Text Analysis Info

Overview on software that analyses texts and other sources of human communication


Content - quantitative without category system

Last update: 31. October 2014

The following progams do not work with category system. They mostly analyse the co-occurences of the words in the text, some perform multivariate statistical analyses like factor analysis, cluster analysis, or multi-dimensional scaling (MDS). Other use neural networks, but some companies just don't mention what technique their software uses.

CatPac II

program: Catpac II
author: Joseph Woelfel
distributor: Galileo Company
operating system: MS-Windows
documentation: manual
download: no
description: none yet

Hamlet II 3.0

program: Hamlet II 3.0
author: Alan Brier
download: free for personal use
operating system: MS-Windows, Linux
documentation: manual and a tutorial as PDF files
description: The main idea of HAMLET (c) is to search a text file for words in a given vocabulary list, and to count joint frequencies within any specified context unit, or as collocations within a given span of words.
Individual word frequencies (fi), joint frequencies (fij) for pairs of words (i,j), both expressed in terms of the chosen unit of context, and the corresponding standardised joint frequencies
sij = (fij) / (fi + fj - fij)
are displayed in a similarities matrix, which can be submitted to a simple cluster analysis and multi-dimensional scaling.
A further option allows comparison of the results of applying multi-dimensional scaling to matrices of joint frequencies derived from a number of texts, using Procrustean Individual Differences Scaling (PINDIS).
Further procedures are included to help to determine the broad characteristics of word usage in a text:

  • KWIC offers Key-Word-In-Context listings for any given word-string.
  • WORDLIST generates lists of words and frequencies.
  • COMPARE lists words common to pairs of texts, and is useful in generating vocabulary lists, including synonyms, for use in comparing a number of texts.

TextAnalyst 2.3

program: TextAnalyst 2.3
author: MicroSystems
distributor: Megaputer
download: no
operating system: MS-Windows
documentation: web demo and a white paper
description: TextAnalyst is a unique intelligent text processing tool capable of automated semantic analysis, summarisation, and navigation of unstructured natural language texts.

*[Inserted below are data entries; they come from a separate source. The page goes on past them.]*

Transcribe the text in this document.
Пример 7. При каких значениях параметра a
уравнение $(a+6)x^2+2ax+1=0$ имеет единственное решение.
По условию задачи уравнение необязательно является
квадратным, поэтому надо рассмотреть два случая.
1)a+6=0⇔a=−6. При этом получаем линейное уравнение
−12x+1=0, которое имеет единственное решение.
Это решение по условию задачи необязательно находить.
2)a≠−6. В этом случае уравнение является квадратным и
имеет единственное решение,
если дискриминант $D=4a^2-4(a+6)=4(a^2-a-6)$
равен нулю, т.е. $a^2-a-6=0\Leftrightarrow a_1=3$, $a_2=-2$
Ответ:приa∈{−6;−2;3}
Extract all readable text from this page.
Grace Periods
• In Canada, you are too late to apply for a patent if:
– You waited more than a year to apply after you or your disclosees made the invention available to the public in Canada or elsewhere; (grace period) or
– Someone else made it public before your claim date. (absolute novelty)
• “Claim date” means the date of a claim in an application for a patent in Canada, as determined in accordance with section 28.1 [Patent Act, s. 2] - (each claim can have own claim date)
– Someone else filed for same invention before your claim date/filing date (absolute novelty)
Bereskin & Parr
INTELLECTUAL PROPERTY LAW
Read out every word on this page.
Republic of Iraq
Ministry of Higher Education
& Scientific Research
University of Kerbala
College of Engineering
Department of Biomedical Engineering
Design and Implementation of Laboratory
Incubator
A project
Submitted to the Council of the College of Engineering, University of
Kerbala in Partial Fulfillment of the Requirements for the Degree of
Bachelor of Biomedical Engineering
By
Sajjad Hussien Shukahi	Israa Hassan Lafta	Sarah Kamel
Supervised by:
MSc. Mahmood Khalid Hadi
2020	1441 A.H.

In addition, TextAnalyst can help you perform clustering of documents in your textbase, semantic information retrieval, and focus your text exploration around a certain subject.


T-Lab 9.1

program: T-Lab 9.1
author: Franco Lancia
distributor: T-Lab
documentation: in English, Italian, French and Spanish online.
download: demo version (multilingual) with registration and also the manual.
operating system: MS-Windows
description: T-LAB software is an all-in-one set of linguistic and statistical tools for text analysis which can be used in the following research fields: co-occurrence analysis, thematic analysis, comparative analysis, and lexical tools. Available versions are in English, French, Italian, German and Spanish. Currently the automatic lemmatization is available for the following languages: English, French, Italian, German, Spanish and Portuguese. Without automatic lemmatization however, T-LAB allows to analyse texts in all languages supporting ASCII/ANSI format.
There is a limit on the file size of 30 MB, for most analyses this will not be exceeded.